Permanent year residents do make a permanent community.
Scotch Creek is planned to become “the town centre” for the North Shuswap and that is why the Bd. would support Osprey ( Scotch Creek) although hesitatingly with a 3-3 vote until the developer makes some adjustments which would likely result in majority Bd. support when the application comes back to the Bd..
I am concerned that the North Shuswap is turning into seasonal or temporary community. What is needed is more permanent residential development that will support all of the businesses in the NS particularly the Scotch Creek Town Ctr. year round. The South Shuswap residents have made it clear, they do not want waterfront commercial or tourist development. We want to remain a rural Shuswap permanent residential community. Sofar we have been relatively successful except for Carmel and Blind Bay Resort which had long standing commercial zoning.
My response:
I think most of the seasonal units in the North Shuswap came without the benefit of zoning, we are in fact a seasonal community anyways. The seasonality brings a economy, the other choice is to not have an economy at all. There is a balance, clearly we do not want many developments but some add an economy. In Gateways case, it is there already and not likely leaving.

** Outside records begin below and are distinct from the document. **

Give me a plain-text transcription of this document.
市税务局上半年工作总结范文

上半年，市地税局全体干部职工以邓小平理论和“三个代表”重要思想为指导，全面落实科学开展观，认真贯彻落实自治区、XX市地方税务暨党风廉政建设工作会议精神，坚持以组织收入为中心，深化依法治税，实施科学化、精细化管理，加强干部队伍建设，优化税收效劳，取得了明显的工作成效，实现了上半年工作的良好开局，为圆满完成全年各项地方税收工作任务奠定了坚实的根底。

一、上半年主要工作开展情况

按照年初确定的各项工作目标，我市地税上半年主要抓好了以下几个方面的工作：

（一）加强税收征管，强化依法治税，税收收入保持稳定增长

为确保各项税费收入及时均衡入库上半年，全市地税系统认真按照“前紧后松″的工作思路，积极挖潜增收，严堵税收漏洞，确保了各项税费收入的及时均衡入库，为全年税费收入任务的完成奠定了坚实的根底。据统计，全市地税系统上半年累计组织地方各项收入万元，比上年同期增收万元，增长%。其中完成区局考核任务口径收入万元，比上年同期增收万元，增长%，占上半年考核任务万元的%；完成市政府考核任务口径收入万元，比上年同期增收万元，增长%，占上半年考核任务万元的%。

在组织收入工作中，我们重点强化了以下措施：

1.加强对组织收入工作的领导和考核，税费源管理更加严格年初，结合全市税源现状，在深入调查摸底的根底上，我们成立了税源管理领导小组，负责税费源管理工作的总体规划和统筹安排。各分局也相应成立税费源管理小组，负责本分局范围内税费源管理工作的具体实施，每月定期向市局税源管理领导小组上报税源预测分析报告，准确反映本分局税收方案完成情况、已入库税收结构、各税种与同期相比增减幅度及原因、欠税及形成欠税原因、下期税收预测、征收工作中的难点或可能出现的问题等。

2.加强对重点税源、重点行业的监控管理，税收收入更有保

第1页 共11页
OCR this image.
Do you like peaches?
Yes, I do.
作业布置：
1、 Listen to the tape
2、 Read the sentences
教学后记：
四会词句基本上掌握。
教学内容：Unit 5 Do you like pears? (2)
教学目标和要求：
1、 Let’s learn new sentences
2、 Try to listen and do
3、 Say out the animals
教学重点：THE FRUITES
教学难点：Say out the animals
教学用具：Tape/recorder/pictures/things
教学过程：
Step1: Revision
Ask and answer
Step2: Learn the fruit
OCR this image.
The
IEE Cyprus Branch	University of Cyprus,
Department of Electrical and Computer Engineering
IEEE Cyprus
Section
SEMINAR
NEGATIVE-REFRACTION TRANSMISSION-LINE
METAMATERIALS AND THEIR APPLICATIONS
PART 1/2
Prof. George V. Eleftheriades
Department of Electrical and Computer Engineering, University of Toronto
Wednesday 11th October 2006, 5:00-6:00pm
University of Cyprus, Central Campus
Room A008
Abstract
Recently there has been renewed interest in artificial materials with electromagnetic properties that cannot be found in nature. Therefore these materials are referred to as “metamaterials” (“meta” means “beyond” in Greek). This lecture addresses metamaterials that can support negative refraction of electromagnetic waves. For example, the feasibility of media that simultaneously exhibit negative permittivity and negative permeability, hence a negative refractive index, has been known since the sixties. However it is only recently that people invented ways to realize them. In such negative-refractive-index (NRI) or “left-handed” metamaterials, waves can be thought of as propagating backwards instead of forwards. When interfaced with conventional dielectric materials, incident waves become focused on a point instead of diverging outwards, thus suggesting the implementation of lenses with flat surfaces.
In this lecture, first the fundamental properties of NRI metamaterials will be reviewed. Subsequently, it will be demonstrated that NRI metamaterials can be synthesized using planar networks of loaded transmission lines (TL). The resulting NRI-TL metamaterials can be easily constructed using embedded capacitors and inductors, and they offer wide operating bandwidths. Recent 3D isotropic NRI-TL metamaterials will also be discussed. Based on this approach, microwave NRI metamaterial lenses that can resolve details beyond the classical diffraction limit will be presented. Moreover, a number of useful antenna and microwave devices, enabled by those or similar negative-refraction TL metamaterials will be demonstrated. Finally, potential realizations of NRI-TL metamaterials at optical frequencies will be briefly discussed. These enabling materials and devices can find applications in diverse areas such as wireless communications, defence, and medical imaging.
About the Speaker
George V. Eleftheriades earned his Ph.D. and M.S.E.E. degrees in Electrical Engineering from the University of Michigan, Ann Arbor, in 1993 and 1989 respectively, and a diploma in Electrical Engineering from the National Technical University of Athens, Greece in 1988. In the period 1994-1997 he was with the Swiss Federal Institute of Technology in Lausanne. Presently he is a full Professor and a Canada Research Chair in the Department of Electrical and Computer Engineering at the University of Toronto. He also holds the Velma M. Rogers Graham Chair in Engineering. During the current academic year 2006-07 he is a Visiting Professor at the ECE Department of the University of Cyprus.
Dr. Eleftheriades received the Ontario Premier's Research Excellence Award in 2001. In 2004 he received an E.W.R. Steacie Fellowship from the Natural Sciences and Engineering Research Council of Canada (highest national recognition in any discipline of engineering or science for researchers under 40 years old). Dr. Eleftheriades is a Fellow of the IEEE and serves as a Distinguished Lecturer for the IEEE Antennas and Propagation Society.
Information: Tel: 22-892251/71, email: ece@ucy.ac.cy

Getting permanent populace, in place, needs more than the realization of that it is important. The creation of a health diverse economy would do this. Like many communities in the CSRD we do not have any promising industries. Logging, mining, industrial, fabricating and other economic drivers have not made them selves available, yet(to any amount). However we have had spin offs from the construction industry that created permanent working industries (log house building and Spooners electric- to mention a few). These would of not happened without the influx of seasonal building structures in the area. Maintaining the seasonal properties give many people work as well. I could go on, my point being there are many good results from having seasonal places and yes not too many.